The translational unit for this tiling looks like an occult hand mirror to me. This is especially obvious in the alternative colouring below.
Like the 3.10.15 Nutshell tiling, this tiling requires nine prototiles to complete. In this case these are three regular polygons, one 14-rhomb and five fractional rhombs. As shown in the legend, the small angles of all the rhomb prototiles are multiples of π/21.
(As defined in the Painter's Manual section of this site, a fractional rhomb is one whose small angle does not divide evenly into 2π and so repeated copies cannot form a vertex figure.)
I have not been able to find a way to extend the 3.10.15 or 3.7.42 vertex figures without using fractional rhombs.
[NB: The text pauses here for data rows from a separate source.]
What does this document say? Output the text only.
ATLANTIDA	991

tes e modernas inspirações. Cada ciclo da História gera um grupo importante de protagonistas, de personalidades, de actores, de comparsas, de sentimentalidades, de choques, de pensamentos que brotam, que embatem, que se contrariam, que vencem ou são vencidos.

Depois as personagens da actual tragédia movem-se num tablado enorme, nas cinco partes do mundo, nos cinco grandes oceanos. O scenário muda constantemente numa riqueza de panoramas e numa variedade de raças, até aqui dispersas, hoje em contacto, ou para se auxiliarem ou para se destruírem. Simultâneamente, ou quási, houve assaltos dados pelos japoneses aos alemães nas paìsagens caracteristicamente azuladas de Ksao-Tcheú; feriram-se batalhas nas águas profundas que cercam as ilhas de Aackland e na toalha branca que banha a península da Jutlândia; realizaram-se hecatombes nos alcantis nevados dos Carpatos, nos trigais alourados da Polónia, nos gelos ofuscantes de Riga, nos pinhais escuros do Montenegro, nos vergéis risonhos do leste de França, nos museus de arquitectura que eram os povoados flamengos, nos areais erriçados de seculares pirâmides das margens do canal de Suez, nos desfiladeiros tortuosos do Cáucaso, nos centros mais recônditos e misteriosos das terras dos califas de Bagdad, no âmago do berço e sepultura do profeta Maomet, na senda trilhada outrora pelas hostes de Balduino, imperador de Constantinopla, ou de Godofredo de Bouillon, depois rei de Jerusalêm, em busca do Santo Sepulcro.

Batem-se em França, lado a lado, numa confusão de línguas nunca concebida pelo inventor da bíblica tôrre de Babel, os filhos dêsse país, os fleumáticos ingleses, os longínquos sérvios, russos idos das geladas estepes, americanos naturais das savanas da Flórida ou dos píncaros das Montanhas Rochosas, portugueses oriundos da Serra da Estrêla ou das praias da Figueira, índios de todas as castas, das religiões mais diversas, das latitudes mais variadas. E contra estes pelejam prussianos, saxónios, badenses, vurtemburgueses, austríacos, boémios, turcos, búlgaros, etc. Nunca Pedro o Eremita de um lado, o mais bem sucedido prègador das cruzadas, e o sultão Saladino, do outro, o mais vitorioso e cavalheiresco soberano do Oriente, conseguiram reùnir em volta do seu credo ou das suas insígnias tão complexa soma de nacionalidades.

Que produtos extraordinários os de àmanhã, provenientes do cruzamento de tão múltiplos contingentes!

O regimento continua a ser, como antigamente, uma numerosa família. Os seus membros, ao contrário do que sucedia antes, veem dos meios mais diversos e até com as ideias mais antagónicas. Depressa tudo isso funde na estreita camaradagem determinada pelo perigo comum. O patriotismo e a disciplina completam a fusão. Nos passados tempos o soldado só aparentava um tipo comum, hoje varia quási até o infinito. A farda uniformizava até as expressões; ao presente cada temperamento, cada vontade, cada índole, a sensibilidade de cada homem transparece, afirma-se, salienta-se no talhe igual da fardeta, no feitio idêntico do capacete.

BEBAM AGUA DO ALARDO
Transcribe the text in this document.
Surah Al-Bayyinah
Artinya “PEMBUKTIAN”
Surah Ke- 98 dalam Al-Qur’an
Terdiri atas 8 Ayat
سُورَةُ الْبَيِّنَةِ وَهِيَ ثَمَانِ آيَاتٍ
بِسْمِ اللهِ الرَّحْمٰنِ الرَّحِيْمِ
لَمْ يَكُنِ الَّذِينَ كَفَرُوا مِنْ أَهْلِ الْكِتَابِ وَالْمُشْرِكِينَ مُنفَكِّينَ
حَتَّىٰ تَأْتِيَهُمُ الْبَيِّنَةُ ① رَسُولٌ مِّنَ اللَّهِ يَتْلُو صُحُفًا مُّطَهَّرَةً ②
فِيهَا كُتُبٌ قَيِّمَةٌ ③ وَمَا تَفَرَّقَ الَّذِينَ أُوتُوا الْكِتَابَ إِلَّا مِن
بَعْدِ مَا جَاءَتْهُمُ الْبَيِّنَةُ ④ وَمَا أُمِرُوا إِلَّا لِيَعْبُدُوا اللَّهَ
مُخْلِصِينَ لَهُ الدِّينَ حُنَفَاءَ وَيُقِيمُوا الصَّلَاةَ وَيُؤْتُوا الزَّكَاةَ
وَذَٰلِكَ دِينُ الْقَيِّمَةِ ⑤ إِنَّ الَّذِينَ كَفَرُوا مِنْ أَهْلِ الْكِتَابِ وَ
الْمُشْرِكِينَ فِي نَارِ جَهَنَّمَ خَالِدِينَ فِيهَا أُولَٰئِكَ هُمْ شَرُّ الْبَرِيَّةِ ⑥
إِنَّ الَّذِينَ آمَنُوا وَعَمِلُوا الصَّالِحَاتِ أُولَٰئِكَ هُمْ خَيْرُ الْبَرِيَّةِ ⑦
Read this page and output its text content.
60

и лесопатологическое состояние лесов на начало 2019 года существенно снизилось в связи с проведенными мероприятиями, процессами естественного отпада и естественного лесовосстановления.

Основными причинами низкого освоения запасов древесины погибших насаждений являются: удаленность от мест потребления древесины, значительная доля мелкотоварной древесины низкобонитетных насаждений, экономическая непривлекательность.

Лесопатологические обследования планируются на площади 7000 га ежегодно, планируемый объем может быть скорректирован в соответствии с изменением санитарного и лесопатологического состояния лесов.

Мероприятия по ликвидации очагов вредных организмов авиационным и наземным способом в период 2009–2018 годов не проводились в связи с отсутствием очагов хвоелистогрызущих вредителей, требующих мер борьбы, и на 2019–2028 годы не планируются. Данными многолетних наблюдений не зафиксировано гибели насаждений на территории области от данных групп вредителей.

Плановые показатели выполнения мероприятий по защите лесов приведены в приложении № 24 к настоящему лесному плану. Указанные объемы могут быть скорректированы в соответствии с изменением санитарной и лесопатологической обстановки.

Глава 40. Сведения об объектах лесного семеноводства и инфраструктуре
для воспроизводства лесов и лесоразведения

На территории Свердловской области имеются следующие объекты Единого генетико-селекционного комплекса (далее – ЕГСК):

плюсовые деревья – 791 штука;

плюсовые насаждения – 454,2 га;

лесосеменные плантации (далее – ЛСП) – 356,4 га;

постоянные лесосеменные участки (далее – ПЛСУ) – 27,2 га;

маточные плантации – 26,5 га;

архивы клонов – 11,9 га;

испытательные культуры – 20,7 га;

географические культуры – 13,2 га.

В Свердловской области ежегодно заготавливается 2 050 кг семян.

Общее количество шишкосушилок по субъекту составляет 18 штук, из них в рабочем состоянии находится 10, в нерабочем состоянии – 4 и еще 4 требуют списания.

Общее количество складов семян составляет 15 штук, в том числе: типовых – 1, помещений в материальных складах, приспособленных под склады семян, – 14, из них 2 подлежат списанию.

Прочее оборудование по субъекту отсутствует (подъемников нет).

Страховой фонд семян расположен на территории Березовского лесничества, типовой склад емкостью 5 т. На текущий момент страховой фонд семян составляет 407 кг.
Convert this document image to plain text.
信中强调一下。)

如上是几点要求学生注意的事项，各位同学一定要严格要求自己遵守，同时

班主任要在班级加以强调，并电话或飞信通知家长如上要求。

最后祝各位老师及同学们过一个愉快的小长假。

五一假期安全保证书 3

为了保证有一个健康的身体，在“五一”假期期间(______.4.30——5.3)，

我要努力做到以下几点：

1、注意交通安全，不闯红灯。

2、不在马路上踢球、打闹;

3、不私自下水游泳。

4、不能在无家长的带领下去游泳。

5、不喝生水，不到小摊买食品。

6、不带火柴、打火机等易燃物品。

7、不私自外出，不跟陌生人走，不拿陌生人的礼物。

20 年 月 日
In this sense it appears that these figures are more "imperfect" than the other "forbidden" figures. This is still a conjecture, however. I have not proved yet that tilings without fractional rhombs are impossible for these figures.
Although it is possible to construct a rose with 3.7.42 vertex figures, curiously, this tiling does not contain a full rose. Instead it contains a strange partial rose in which a sequence of three heptagons is followed by a sequence of rhombs. The partial roses are formed in such a way that the heptagon portions and rhomb portions can join together in adjacent translational units. It would be interesting to know if a 3.7.42 tiling is possible with a full rose of alternating triangles and heptagons centred on each 42-gon.
This tiling also contains a prominent jewel like patch of polygons, best seen in the alternative colouring tiling. It is an irregular convex polygon with three 21-rhomb shaped chunks removed. I have shown this in the accompanying illustration which adds back in the missing 21-rhombs. (Note that the 21-rhomb does not occur in the tiling itself.) The jewel occurs in right and left handed forms. There is no way to transform the right handed form into the left handed form using translations or rotations - a mirror reflection is needed.